Raymond Thibodeaux reports from the southern Indian state of Kerala.


RAYMOND THIBODEAUX: Abdul Wahab sits in his home in Kochi. His wife Neeza pours glasses of orange drink for him and their two children. This is the first time in 24 years that he’s returned from Dubai for more than just a few weeks home leave. Abdul and about 1,700 other dockworkers at the Dubai Ports Authority were recently laid off from their jobs. No warning. No efforts to get them alternative employment. It all happened in one day.

ABDUL WAHAB: All of the sudden after the shift they came and gave them the paper that your job is finished. You can go back to your country. There is no time to think. All the camp is surrounded by the military, and there is no way to struggle or agitate. So they simply came back.

Abdul’s homecoming is bittersweet. He says tough times lie ahead in India. But his wife Neeza couldn’t be happier.

NEEZA: We only hope that he is back for good. Without him, it is sometimes a struggle to raise our two children, especially since I also must work.
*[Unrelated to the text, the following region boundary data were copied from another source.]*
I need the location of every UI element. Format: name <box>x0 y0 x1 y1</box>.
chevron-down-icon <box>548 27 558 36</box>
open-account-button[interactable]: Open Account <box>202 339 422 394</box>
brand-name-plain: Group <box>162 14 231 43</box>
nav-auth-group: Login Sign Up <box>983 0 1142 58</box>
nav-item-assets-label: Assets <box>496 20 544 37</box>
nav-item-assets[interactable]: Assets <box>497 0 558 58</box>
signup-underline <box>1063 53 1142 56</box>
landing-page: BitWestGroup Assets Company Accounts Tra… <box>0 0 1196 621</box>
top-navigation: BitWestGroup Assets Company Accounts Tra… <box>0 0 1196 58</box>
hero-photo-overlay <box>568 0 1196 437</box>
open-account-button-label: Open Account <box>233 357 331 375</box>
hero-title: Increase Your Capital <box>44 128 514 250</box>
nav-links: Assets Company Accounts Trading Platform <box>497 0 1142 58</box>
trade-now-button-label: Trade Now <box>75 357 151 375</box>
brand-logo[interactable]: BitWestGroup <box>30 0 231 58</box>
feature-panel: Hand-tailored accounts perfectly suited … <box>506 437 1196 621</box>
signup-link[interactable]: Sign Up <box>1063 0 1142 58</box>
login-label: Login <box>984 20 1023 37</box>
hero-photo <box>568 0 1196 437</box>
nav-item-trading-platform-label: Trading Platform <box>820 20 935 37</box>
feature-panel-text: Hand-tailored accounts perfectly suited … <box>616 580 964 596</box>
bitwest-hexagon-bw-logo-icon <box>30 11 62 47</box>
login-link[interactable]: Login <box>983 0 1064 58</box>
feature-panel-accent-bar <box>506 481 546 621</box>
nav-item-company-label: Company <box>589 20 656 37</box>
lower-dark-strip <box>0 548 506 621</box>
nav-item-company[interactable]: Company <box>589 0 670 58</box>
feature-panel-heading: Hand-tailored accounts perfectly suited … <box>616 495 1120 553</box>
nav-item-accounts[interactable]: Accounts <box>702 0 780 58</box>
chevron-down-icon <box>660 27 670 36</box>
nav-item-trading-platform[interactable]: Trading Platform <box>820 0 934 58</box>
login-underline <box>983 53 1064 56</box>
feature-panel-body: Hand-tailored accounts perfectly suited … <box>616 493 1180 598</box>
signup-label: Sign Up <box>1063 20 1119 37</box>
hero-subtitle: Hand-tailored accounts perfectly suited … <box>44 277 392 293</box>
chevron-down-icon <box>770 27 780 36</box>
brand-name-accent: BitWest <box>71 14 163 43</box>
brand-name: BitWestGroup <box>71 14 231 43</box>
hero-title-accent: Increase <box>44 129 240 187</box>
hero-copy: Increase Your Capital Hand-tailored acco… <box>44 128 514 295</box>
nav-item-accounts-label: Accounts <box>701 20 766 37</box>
Abdul, like many South Asian migrant workers, had looked on the Gulf countries as a gravy train. The oil boom of the 1970’s made them rich. The kinds of places that could finance huge construction projects.

BINOD KHADRIA: That triggered massive demand for overseas workers.

Binod Khadria, an economics professor, directs the international migration and diaspora studies project at Jawaharlal Nehru University in Delhi.

KHADRIA: That was a golden opportunity for low-skilled and mid-level-skilled people to find highly paid jobs.

He says most of those workers came from India, and most of the Indians come from the southern state of Kerala, where one in six workers is employed overseas. But now that Dubai’s economy has been hit by the global downturn and construction projects are being abandoned or reconsidered, migrant workers are being shipped home by the planeloads.

KHADRIA: The psychology is on now that it’s coming to an end. They have that sense, but they also are hopeful that the gravy train can find other routes. Europe is opening up. East Asia is opening up.

Kerala’s economy is counting on it. Keralans working abroad sent home about $5 billion a year, boosting Kerala’s economy by nearly 25 percent.

Rafeek Ravuther is host of “Migrants’ World.” It’s a TV show about Indians working overseas. He says returning Indians complain that even in a rising India, the salaries are way too low. Some have had to take their children out of private schools. But Rafeek has noticed something else.

RAFEEK RAVUTHER: If they are coming back to Kerala, they will not do those kinds of jobs they did in Dubai, they will not do it in Kerala.

Not at Keralan rates at least. Rafeek says it’s also a pride thing. Any job in Dubai was seen as so prestigious that bachelors advertising for a wife would often add “works in Dubai.” But in the present climate, with jobs in the Desert Kingdom evaporating like mirages, potential brides may not be so impressed.

In Kochi, India, I’m Raymond Thibodeaux for Marketplace.